>>16700143
i prefer going in reverse, thinking of the system as branching series of odd numbers multiplied by powers of 2.
because of the way you get new branches (take one of the even parts of the previous sets, subtract one, divide by 3), the process can't create loops at all:

because [math]\frac{n-1}{3}[/math] is the only way to "go backwards," a loop would need either an even number from dividing an odd number by another odd number (impossible; excludes all even numbers as loop targets) or for one odd number [math]m[/math] to have multiple numbers [math]p[/math] such that [math]m=\frac{p-1}{3}[/math] (also impossible).

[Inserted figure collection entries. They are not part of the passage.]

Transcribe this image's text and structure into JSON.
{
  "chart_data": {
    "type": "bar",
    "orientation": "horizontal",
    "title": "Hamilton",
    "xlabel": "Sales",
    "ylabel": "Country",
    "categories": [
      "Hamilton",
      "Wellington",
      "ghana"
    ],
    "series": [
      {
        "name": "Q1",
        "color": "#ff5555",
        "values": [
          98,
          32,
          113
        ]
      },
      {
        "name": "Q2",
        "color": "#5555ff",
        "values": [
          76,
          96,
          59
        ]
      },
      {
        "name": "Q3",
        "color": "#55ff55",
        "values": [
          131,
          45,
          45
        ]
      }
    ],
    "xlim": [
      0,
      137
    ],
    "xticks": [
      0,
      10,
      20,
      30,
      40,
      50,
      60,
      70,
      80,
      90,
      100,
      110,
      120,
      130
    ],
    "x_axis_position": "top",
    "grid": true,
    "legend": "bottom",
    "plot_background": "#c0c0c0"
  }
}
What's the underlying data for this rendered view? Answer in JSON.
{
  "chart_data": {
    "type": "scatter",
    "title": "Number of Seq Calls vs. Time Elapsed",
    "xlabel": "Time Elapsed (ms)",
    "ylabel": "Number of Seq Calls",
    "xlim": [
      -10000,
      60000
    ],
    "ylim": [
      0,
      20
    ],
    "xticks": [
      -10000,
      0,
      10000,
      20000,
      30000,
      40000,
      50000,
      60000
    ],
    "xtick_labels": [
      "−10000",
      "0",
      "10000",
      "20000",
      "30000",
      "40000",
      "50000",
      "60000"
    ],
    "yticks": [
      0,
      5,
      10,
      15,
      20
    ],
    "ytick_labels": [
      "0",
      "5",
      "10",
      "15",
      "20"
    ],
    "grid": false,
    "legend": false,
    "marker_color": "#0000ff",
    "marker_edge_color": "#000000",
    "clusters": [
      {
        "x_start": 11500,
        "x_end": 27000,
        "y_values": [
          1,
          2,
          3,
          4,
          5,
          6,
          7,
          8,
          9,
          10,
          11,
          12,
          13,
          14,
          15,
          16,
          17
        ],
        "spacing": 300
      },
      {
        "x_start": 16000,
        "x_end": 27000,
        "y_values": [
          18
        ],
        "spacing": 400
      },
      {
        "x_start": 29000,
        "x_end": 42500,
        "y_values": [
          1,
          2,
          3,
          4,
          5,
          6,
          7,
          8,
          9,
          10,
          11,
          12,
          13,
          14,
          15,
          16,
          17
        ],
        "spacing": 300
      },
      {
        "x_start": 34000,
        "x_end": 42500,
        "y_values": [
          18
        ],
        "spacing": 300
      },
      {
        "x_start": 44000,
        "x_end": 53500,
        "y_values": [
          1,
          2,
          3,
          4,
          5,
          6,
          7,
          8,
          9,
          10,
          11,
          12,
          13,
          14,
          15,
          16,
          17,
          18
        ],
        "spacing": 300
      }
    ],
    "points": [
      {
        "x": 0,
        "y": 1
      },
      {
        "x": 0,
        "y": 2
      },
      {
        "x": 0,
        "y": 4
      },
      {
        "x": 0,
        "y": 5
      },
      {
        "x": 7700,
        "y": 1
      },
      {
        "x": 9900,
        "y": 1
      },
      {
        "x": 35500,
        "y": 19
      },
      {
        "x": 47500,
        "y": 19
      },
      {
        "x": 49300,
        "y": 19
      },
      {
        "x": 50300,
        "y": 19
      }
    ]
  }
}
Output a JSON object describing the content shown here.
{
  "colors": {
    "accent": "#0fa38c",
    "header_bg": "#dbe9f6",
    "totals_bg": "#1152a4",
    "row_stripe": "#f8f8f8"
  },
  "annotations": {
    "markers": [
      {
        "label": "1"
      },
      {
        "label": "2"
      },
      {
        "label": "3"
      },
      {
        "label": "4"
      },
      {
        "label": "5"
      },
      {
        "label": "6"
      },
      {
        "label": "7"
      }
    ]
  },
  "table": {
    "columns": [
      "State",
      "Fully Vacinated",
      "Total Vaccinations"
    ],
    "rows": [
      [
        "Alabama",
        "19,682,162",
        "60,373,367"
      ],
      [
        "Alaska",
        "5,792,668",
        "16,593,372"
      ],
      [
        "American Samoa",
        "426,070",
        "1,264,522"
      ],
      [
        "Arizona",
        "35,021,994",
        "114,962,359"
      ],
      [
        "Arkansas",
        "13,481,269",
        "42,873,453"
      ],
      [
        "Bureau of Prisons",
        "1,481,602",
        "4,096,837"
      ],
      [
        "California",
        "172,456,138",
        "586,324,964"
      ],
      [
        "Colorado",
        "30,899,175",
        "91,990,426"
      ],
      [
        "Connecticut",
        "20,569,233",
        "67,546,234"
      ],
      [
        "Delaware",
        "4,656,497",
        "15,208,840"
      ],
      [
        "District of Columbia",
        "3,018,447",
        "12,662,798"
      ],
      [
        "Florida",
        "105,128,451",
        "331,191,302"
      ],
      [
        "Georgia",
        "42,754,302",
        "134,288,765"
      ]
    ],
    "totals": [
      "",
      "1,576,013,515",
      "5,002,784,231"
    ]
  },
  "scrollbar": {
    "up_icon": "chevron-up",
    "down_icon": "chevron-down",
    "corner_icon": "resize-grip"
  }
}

the 1-4 loop is a special case because 1 is the only solution to [math]3x+1=2^{2}x[/math] - it's the only place where the two operations overlap. in all other cases, [math]2^{2}x>3x+1[/math] (which, in ALL cases using naturals, including for 1, also applies for all powers of 2 of 3 or greater), and in ALL cases using naturals, including for 1, [math]3x+1>2x[/math]. in short, [math]2^2[/math] is the only way to get a loop, and the only loop it gets you is the 1-4 loop.

since by definition this construction hits everything that goes into the 1-4 loop, if you can prove it hits all of [math]\mathbb{N}[/math], you prove both parts of the conjecture simultaneously.